Friend: Ok. so what did she give me that the shampoo killed? (Again, he
is a kind and loving soul. He means well and will protect those he
loves and this country with his own life)
Brother: The shampoo made the skin on your penis flake off. Not her!
In fact, I bet she was wondering what you gave her! Did you two ever
date again?
Friend: Um... No. We never spoke again. I thought she just left the
school or something!
Brother: the skin of the penis is very sensitive. Almost as much as
your eyes. How does it feel when you get shampoo in your eyes?
LIGHT DAWNS!!!!!!!!!!! The switch is thrown. A glimmer of recognition
escapes!
Friend: OH Shit! That stings. And that is what it did to my dork?
After a long round of laughter, to include our friend, the realization
was made. If you cant put it in your eye, don't put it on your dork!
I beg the readers forgiveness as this may well be one of my longer
blogs. You see, beside the anecdotal tales and points, I must also
question. So, please bare with me.
Having passed several basic and one advanced chemistry course in my day,
I have a general understanding of chemicals and compounds. This
understanding has enabled me to avoid the mistake my dear friend made as
well as several others. (Bleach and ammonia combinations are never a
good idea! coke-a-cola, lead, sulfuric acid make for quite a mess and
there is the matter of home made explosives that rarely prove to be as
good an idea as they were at conception. (Mind you, they were only
intended to explode in my back yard and not to harm another human being
or property other than my own. well, there was the thought of blowing
up fish in the lake that one summer, but girls seemed so much cooler))
Do I smoke after sex? Not since I discovered the right lube! Sorry for
the bad joke. However, this entire blog is devoted to what I do and do
not know about lube!
What do I know about lube?
1. The stuff is slippery!
2. The stuff is not cheap.
3. There are more lubes than condom varieties.
4. Lube is necessary when partying for long periods of time.
5. There are silicon based lubes, oil based lubes and sugar based lubes.

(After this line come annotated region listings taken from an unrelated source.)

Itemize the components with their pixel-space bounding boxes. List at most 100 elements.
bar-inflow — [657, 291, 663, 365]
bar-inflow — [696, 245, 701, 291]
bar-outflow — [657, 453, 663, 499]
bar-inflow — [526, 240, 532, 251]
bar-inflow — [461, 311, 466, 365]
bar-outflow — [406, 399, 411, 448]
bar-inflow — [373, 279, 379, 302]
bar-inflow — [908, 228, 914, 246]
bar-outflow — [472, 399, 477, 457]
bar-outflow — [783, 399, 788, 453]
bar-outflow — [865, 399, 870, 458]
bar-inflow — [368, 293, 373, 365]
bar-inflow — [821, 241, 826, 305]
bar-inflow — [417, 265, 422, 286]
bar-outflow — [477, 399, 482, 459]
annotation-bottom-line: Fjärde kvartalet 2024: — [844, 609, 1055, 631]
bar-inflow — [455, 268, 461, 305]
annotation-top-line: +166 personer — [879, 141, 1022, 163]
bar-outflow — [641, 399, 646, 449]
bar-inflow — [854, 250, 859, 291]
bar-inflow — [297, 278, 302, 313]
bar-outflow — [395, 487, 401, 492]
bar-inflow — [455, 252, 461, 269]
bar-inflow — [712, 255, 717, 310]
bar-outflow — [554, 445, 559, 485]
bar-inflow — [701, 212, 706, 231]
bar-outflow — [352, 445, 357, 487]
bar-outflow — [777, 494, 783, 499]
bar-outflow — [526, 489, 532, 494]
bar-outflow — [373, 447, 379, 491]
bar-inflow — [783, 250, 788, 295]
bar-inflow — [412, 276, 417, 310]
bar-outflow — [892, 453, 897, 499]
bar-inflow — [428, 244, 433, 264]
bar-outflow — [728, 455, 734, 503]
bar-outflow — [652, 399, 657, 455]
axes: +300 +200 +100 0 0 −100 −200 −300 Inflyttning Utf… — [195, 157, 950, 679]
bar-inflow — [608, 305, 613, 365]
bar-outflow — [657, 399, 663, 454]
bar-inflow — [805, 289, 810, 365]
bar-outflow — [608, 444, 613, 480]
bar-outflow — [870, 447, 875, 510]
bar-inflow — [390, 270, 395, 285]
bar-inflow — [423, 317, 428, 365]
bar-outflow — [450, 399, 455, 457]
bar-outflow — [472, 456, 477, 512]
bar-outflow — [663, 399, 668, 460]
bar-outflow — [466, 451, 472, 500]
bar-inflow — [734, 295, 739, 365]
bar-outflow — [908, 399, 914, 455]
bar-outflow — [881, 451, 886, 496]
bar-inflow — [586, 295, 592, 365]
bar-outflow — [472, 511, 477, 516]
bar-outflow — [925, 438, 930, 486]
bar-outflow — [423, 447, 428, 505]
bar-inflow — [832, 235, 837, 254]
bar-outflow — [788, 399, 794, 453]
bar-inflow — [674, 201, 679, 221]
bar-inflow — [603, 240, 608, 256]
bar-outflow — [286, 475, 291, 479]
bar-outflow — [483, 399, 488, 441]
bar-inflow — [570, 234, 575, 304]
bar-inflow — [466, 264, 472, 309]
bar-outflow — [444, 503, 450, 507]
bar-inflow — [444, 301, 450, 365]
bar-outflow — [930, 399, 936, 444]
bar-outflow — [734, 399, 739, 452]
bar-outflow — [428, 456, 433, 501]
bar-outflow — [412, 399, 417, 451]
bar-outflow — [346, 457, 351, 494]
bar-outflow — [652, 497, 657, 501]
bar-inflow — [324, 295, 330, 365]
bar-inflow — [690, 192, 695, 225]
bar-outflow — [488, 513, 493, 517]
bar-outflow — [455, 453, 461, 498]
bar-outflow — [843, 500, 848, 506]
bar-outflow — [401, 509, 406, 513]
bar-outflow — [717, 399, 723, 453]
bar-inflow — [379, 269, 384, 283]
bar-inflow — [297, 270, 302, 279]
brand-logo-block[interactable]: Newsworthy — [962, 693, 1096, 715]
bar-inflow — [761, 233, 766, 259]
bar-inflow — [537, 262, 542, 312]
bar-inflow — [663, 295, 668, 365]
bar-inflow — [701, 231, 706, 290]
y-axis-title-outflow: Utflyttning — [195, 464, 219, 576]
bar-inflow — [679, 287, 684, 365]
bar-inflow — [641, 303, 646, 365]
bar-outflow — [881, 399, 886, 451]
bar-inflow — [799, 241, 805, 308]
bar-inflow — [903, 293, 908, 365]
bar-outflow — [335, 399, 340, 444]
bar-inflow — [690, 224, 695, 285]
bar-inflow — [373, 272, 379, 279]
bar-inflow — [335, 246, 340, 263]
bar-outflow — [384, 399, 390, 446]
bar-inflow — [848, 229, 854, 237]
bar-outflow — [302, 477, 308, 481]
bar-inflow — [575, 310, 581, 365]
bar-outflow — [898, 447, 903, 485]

6. Different lubes are for use with different activities and items.
7. Mrs. CXXC has MANY lubes and uses them all!
What I don't know about lubes:
This part could fill a book. What toys can be used with what lubes?

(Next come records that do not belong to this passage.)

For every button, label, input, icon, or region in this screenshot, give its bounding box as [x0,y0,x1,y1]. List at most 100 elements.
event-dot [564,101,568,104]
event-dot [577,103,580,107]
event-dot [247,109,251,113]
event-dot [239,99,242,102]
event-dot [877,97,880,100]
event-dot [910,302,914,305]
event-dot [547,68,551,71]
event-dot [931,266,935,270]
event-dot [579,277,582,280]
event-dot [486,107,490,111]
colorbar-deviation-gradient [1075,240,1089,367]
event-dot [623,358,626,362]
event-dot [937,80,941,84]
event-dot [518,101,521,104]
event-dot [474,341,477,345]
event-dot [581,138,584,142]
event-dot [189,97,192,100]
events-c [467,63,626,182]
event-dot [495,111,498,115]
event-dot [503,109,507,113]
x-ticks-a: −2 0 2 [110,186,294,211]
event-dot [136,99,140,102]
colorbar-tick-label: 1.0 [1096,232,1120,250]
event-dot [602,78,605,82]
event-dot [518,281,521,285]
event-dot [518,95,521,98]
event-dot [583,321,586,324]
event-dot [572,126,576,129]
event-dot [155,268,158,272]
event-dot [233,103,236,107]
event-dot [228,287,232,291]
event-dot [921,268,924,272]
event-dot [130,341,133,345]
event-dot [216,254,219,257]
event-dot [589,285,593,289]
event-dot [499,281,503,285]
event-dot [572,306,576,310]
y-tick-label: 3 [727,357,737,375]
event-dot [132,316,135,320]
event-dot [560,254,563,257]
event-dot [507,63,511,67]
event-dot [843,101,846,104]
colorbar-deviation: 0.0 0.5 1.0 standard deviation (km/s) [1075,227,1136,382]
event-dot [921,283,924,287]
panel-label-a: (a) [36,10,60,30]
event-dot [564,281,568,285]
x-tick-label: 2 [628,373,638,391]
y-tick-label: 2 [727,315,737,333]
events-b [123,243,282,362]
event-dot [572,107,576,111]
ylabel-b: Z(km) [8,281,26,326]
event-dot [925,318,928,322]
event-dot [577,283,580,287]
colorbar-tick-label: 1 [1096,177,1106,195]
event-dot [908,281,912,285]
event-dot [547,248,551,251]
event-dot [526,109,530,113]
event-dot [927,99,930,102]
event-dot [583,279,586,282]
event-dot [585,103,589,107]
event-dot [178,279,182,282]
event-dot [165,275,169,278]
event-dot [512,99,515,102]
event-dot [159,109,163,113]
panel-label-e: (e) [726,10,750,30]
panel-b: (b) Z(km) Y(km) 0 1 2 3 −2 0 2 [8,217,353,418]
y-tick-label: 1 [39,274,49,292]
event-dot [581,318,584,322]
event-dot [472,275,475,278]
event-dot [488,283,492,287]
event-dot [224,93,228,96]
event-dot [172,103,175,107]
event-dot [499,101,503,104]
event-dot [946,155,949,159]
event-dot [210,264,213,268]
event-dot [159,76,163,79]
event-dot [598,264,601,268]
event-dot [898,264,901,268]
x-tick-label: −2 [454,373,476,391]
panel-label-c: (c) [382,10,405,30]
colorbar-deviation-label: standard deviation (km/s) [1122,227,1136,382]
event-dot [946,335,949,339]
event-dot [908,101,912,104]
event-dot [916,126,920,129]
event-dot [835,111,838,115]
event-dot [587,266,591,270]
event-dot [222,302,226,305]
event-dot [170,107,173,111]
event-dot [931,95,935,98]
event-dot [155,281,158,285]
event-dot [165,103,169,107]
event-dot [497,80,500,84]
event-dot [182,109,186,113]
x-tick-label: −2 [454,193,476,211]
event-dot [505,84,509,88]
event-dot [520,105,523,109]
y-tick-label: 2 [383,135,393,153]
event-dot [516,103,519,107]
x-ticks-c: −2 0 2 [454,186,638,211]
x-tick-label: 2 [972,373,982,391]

Can I wear a condom with this lube? Does this lube really make her
excited? Does this lube truly feel like her natural lubrication? This
list can go on and on.
The main point behind this blog is to discuss and discover the real
truth behind the lube. What to use with what, what not to use with what
and do the warming lubes really work?
When it comes to lubes, I know little more than my friend. And that
little amount of knowledge is a Very Slippery Slope!